Pengacara Mawa, Muhammad Idrus, menyampaikan bahwa majelis hakim juga memutuskan nafkah anak sebesar Rp3 juta. Selain itu, Fahmi diwajibkan membayar nafkah idah Rp30 juta dan nafkah mutah Rp46,2 juta.
| Komponen Putusan | Nominal | Keterangan |
|---|---|---|
| Nafkah anak | Rp3 juta | Wajib diberikan Insanul Fahmi |
| Nafkah idah | Rp30 juta | Bagian dari putusan majelis hakim |
| Nafkah mutah | Rp46,2 juta | Bagian dari putusan majelis hakim |
Menurut Idrus, angka nafkah anak yang diputus hakim jauh di bawah permohonan pihak Mawa. Ia menjelaskan bahwa pihaknya semula meminta nafkah anak sebesar Rp30 juta, namun yang dikabulkan hanya Rp3 juta.

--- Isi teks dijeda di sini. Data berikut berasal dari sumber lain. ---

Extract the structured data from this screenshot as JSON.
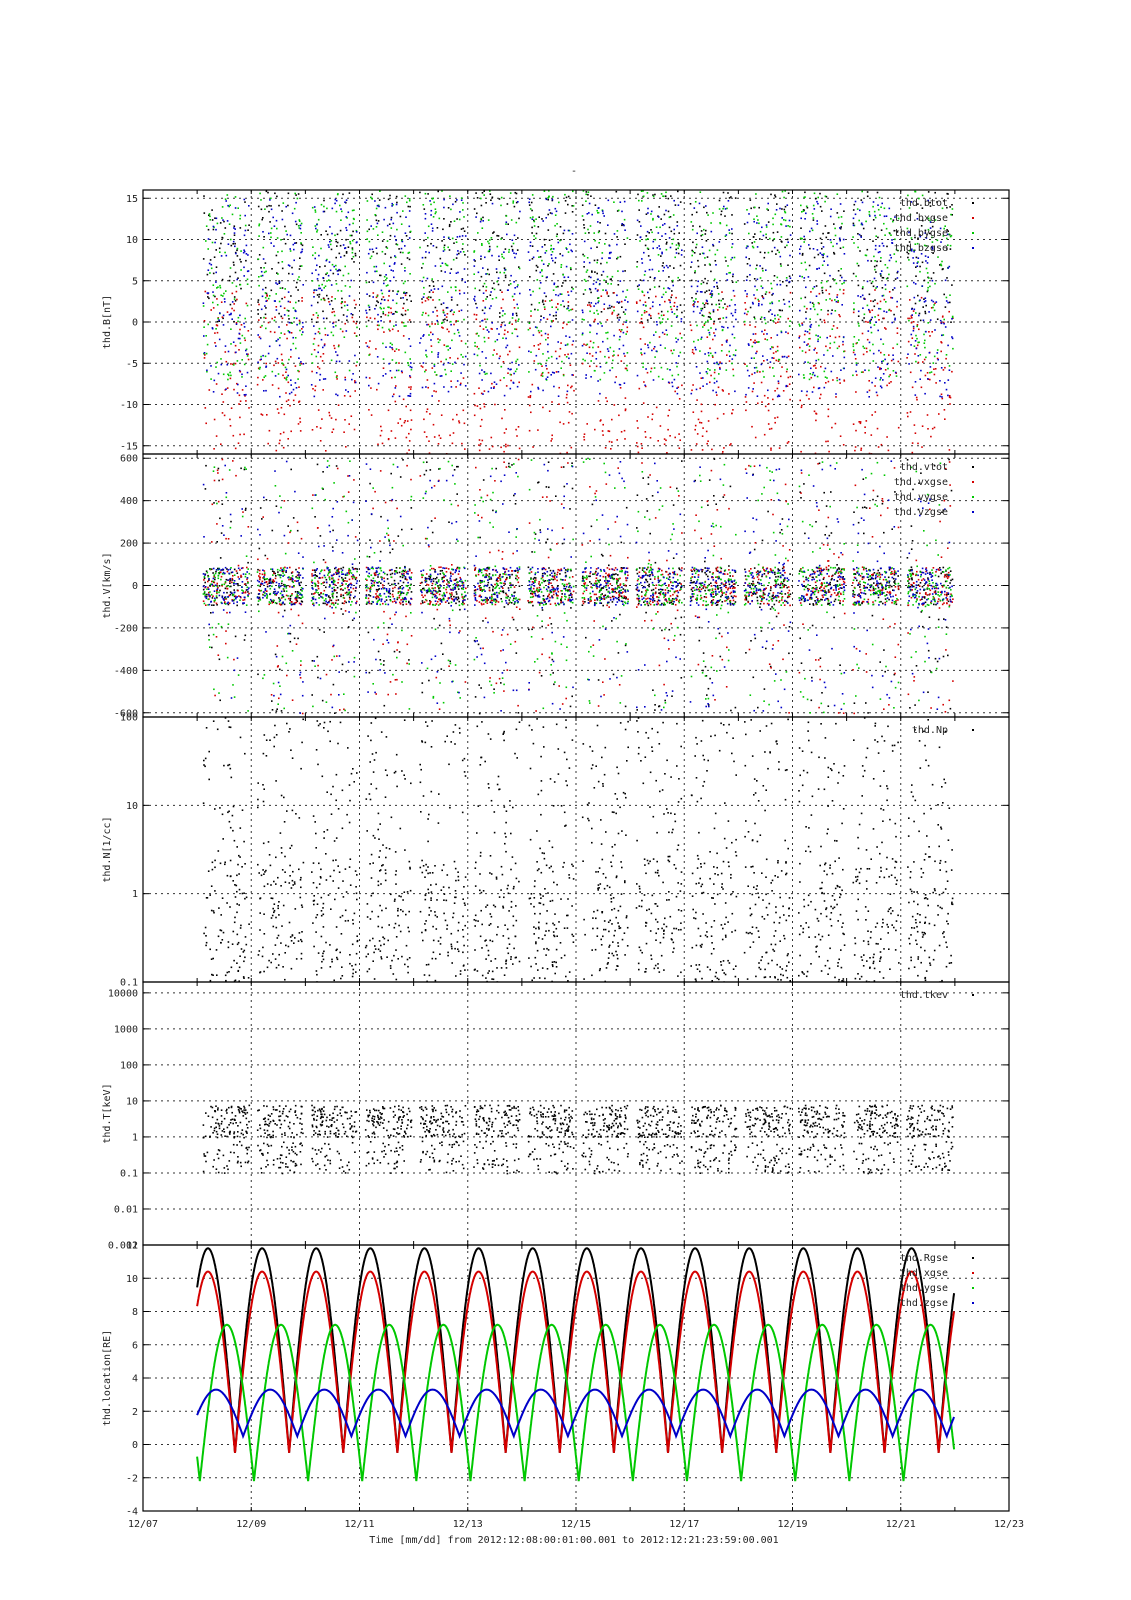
{
  "figure": {
    "title": "-",
    "xlabel": "Time [mm/dd]  from 2012:12:08:00:01:00.001  to  2012:12:21:23:59:00.001",
    "x_ticks": [
      "12/07",
      "12/09",
      "12/11",
      "12/13",
      "12/15",
      "12/17",
      "12/19",
      "12/21",
      "12/23"
    ]
  },
  "colors": {
    "black": "#000000",
    "red": "#d40000",
    "green": "#00c800",
    "blue": "#0000c8"
  },
  "chart_data": [
    {
      "id": "B",
      "type": "scatter",
      "ylabel": "thd.B[nT]",
      "scale": "linear",
      "ylim": [
        -16,
        16
      ],
      "y_ticks": [
        "15",
        "10",
        "5",
        "0",
        "-5",
        "-10",
        "-15"
      ],
      "y_tick_values": [
        15,
        10,
        5,
        0,
        -5,
        -10,
        -15
      ],
      "legend_position": "top-right",
      "series": [
        {
          "name": "thd.btot",
          "color": "black"
        },
        {
          "name": "thd.bxgse",
          "color": "red"
        },
        {
          "name": "thd.bygse",
          "color": "green"
        },
        {
          "name": "thd.bzgse",
          "color": "blue"
        }
      ]
    },
    {
      "id": "V",
      "type": "scatter",
      "ylabel": "thd.V[km/s]",
      "scale": "linear",
      "ylim": [
        -620,
        620
      ],
      "y_ticks": [
        "600",
        "400",
        "200",
        "0",
        "-200",
        "-400",
        "-600"
      ],
      "y_tick_values": [
        600,
        400,
        200,
        0,
        -200,
        -400,
        -600
      ],
      "legend_position": "top-right",
      "series": [
        {
          "name": "thd.vtot",
          "color": "black"
        },
        {
          "name": "thd.vxgse",
          "color": "red"
        },
        {
          "name": "thd.vygse",
          "color": "green"
        },
        {
          "name": "thd.vzgse",
          "color": "blue"
        }
      ]
    },
    {
      "id": "N",
      "type": "scatter",
      "ylabel": "thd.N[1/cc]",
      "scale": "log",
      "ylim": [
        0.1,
        100
      ],
      "y_ticks": [
        "100",
        "10",
        "1",
        "0.1"
      ],
      "y_tick_values": [
        100,
        10,
        1,
        0.1
      ],
      "legend_position": "top-right",
      "series": [
        {
          "name": "thd.Np",
          "color": "black"
        }
      ]
    },
    {
      "id": "T",
      "type": "scatter",
      "ylabel": "thd.T[keV]",
      "scale": "log",
      "ylim": [
        0.001,
        20000
      ],
      "y_ticks": [
        "10000",
        "1000",
        "100",
        "10",
        "1",
        "0.1",
        "0.01",
        "0.001"
      ],
      "y_tick_values": [
        10000,
        1000,
        100,
        10,
        1,
        0.1,
        0.01,
        0.001
      ],
      "legend_position": "top-right",
      "series": [
        {
          "name": "thd.tkev",
          "color": "black"
        }
      ]
    },
    {
      "id": "location",
      "type": "line",
      "ylabel": "thd.location[RE]",
      "scale": "linear",
      "ylim": [
        -4,
        12
      ],
      "y_ticks": [
        "12",
        "10",
        "8",
        "6",
        "4",
        "2",
        "0",
        "-2",
        "-4"
      ],
      "y_tick_values": [
        12,
        10,
        8,
        6,
        4,
        2,
        0,
        -2,
        -4
      ],
      "legend_position": "top-right",
      "x_range_days": [
        8.0,
        21.99
      ],
      "orbit_period_days": 1.0,
      "series": [
        {
          "name": "thd.Rgse",
          "color": "black",
          "max": 11.8,
          "min": -0.5
        },
        {
          "name": "thd.xgse",
          "color": "red",
          "max": 10.4,
          "min": -0.5
        },
        {
          "name": "thd.ygse",
          "color": "green",
          "max": 7.2,
          "min": -2.2
        },
        {
          "name": "thd.zgse",
          "color": "blue",
          "max": 3.3,
          "min": 0.5
        }
      ]
    }
  ]
}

Terkait hak asuh, Idrus menuturkan bahwa keputusan tersebut sebenarnya sudah menjadi kesepakatan sejak proses mediasi. Ia juga menegaskan bahwa Insanul Fahmi tetap dapat bertemu dengan anak-anaknya tanpa persoalan pembagian waktu bersama anak.
Perceraian ini menutup rumah tangga Mawa dan Fahmi setelah tujuh tahun menikah. Keretakan hubungan mereka mencuat setelah Insanul Fahmi menikahi Inara Rusli tanpa sepengetahuan Mawa.

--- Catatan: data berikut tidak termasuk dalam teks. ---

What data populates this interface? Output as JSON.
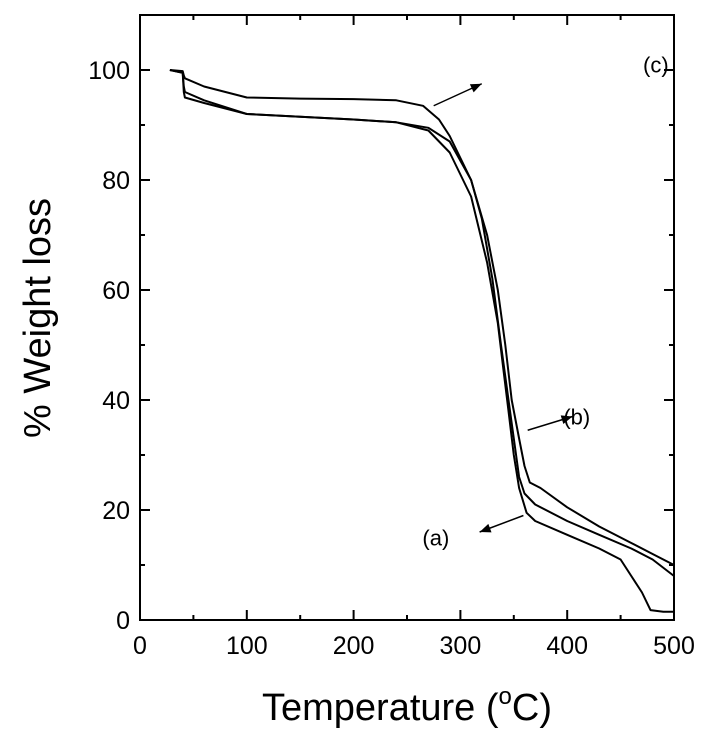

Sebelumnya, Mawa sempat melaporkan Insanul Fahmi dan Inara Rusli ke polisi dengan tuduhan perzinaan. Putusan pengadilan kini memberikan kepastian hukum atas perceraian itu, sekaligus mengatur hak asuh dan kewajiban nafkah yang harus dijalankan setelah pernikahan berakhir.